10. Pun - Be a pun. Why? Because puns are the funniest, cleverest jokes in the entire medium of comedy. You could construct two effigies that looks somewhat like J.S. Bach, and then affix them to your hips, so that it looks like you’re triple Siamese twins, or maybe it looks like they are sprouting forth from you. Your costume would then be “Outside the Bachs”. You could also go as “Mothra Washington,” “Corn On Macabre” or “Greta Garb(o)age”.
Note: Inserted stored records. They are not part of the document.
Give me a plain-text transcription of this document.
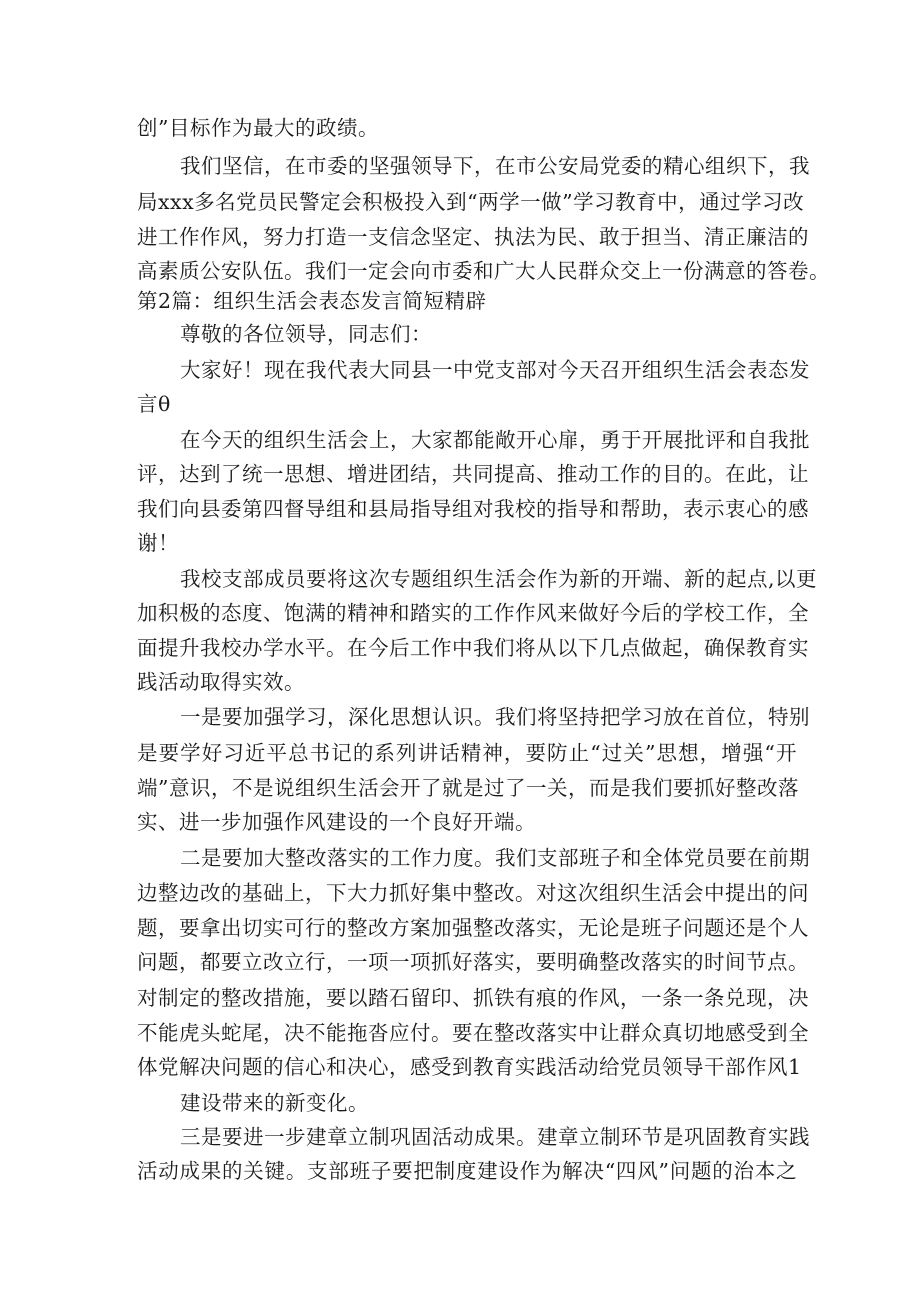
创”目标作为最大的政绩。
我们坚信，在市委的坚强领导下，在市公安局党委的精心组织下，我
局xxx多名党员民警定会积极投入到“两学一做”学习教育中，通过学习改
进工作作风，努力打造一支信念坚定、执法为民、敢于担当、清正廉洁的
高素质公安队伍。我们一定会向市委和广大人民群众交上一份满意的答卷。
第2篇：组织生活会表态发言简短精辟
尊敬的各位领导，同志们：
大家好！现在我代表大同县一中党支部对今天召开组织生活会表态发
言θ
在今天的组织生活会上，大家都能敞开心扉，勇于开展批评和自我批
评，达到了统一思想、增进团结，共同提高、推动工作的目的。在此，让
我们向县委第四督导组和县局指导组对我校的指导和帮助，表示衷心的感
谢！
我校支部成员要将这次专题组织生活会作为新的开端、新的起点,以更
加积极的态度、饱满的精神和踏实的工作作风来做好今后的学校工作，全
面提升我校办学水平。在今后工作中我们将从以下几点做起，确保教育实
践活动取得实效。
一是要加强学习，深化思想认识。我们将坚持把学习放在首位，特别
是要学好习近平总书记的系列讲话精神，要防止“过关”思想，增强“开
端”意识，不是说组织生活会开了就是过了一关，而是我们要抓好整改落
实、进一步加强作风建设的一个良好开端。
二是要加大整改落实的工作力度。我们支部班子和全体党员要在前期
边整边改的基础上，下大力抓好集中整改。对这次组织生活会中提出的问
题，要拿出切实可行的整改方案加强整改落实，无论是班子问题还是个人
问题，都要立改立行，一项一项抓好落实，要明确整改落实的时间节点。
对制定的整改措施，要以踏石留印、抓铁有痕的作风，一条一条兑现，决
不能虎头蛇尾，决不能拖沓应付。要在整改落实中让群众真切地感受到全
体党解决问题的信心和决心，感受到教育实践活动给党员领导干部作风1
建设带来的新变化。
三是要进一步建章立制巩固活动成果。建章立制环节是巩固教育实践
活动成果的关键。支部班子要把制度建设作为解决“四风”问题的治本之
9. Obscure Sports Icon of the ’90s - Who wouldn’t want to dress up as Rick Brunson, Eldridge Recasner, Gary Redus, Brook Jacoby, or Darnell Autry? I’ll tell you who, someone who wants to get noticed by a member of the opposite sex at a party. I guess that makes this a shitty costume idea if you want to bone down with some slutty nurse or slutty cat or slutty slut at a drunken good-time party, but if you’re just going to a bar with the boys (why would you do that on Halloween? That’s a bit gay…), why not try to out-butch one another with dumb sports costumes. I own an old Darnell Autry jersey (#24, Northwestern University), but I’ve got to wait at least another 10 years before he’s obscure enough to be a funny Halloween costume that won’t get me ostracized from all the pussy at the party.
8. Isaac Hayes or Bernie Mac - Don’t forget the toe tag!